Ozzy holds the gay dog. Dog montage. Barking and biting. Lola keeps chasing every dog. More dog montage. Kelly plays with the little seal dog, and then one of the dogs sneezes in her hand.
Now Sharon and Kelly sit on the stairs, and Sharon camera-talks that last night they'd made the decision that Lola had to go. Kelly says, "No!" Sharon continues that last night Lola shat in two rooms. She says it was like an alien on the floor. Kelly mocks her mom as she repeats, "She has got to go." But then Sharon says Ozzy was walking down the stairs and said, "Don't get rid of Lola. I love her." Kelly can't understand how you can just get rid of a dog you love. Sharon tries to explain. "She shits aliens." (That's the name of my fourth album.) She goes on that Lola eats everything. "But she's so cute," says Kelly. Suddenly, Minnie, sitting on Sharon's lap, starts barking possessively at Kelly. Kelly says that Minnie is an evil cow who just likes all the attention. They have a stand-off as Sharon tells Kelly that the dog is about to make a leap for her nose. Minnie barks some more.
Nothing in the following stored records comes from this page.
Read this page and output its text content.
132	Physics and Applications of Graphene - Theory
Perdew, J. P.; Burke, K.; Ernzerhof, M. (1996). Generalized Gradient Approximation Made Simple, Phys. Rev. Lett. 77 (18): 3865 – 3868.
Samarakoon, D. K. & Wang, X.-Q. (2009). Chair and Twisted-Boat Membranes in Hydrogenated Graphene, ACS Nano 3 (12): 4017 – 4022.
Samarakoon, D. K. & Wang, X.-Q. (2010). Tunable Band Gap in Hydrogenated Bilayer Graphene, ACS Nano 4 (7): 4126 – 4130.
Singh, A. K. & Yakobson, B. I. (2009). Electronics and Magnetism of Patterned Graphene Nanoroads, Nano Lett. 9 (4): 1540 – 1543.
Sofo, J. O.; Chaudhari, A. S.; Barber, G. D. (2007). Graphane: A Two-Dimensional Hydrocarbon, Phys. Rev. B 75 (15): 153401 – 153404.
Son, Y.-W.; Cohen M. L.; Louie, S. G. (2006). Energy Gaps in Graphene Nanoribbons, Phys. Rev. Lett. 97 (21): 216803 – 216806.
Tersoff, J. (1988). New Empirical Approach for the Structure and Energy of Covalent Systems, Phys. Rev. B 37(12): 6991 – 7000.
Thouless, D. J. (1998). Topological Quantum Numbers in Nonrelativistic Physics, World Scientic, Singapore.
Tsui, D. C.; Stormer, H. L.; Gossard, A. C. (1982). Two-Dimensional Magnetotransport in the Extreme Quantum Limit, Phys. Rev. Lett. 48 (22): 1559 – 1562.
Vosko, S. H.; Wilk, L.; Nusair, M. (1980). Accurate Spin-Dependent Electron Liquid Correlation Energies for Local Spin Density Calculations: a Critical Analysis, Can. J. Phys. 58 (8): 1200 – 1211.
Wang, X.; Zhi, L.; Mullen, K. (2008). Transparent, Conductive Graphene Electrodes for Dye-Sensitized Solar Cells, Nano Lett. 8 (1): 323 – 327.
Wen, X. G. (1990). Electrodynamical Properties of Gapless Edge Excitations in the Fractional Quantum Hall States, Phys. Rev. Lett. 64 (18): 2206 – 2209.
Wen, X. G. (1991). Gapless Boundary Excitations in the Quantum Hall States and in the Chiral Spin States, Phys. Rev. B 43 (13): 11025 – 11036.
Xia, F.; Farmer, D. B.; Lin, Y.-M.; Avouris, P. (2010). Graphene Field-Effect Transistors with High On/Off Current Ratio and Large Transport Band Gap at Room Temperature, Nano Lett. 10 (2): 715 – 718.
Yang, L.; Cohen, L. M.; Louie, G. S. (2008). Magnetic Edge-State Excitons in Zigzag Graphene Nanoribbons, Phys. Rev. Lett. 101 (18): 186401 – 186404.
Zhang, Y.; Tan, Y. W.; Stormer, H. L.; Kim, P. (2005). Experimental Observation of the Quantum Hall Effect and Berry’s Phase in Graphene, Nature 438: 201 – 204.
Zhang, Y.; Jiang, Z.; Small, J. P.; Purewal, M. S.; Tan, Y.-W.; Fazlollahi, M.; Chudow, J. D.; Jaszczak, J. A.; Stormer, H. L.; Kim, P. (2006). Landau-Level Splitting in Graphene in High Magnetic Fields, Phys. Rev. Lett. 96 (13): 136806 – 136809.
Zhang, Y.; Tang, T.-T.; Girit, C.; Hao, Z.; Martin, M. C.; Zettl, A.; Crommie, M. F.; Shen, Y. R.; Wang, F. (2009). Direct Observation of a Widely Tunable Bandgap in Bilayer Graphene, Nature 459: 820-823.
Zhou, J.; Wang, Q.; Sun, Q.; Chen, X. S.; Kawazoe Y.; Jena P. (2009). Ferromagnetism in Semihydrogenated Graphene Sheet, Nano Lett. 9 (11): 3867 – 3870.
Man, I hate little dogs.
Now Sharon tells Ozzy that she's having a dog therapist over. Ozzy can't understand it, telling Sharon that they don't need a therapist, that Sharon just has to get up at seven and open the fucking door. Sharon lets the dog trainer in. Her name is Tamara. She's blonde and, like, Swedish or some shit. Tamara sees all the dogs, and then when Sharon tells her that they all piss and shit on the floor except for the cat, I think she rethinks her decision to take this job. Ozzy comes in, and they meet. His solution, he says, is to take a piece of wood and whack the dog on the back of the head. Tamara laughs nervously. Now Tamara tells Ozzy that he has to be more important in the dogs' lives. Ozzy yells back. Hee. She says that the dogs are spoiled. No shit, Abba.
Jack has now come in to listen to the crazy dog trainer with the stupid accent as Ozzy complains that the bulldog is insane. Tamara thinks the dog is cute -- meanwhile, the dog is trying to eat the leg of the little seal dog. Ozzy says that Lola is destructive, and that she urinates on Jack's bed. (Dude, I think that may be Jack just blaming it on the dog. The kid has issues.) Tamara launches into an explanation that the dogs have the "wiring" of wolves; they have their needs taken care of for them but still have wiring to go hunt. "I think she's a fucking fruit loop," camera-talks Ozzy. Hee. Tamara tells a rapt Sharon that she's the leader of the dog pack. Ozzy mumbles, "I thought I saw it all but now I have a fucking dog therapist fucking hell." Tamara teaches Lola to sit, pretending that she's doing something difficult and actually making progress, when any dog has to sit if you hold the treat up high enough in front of its eyes.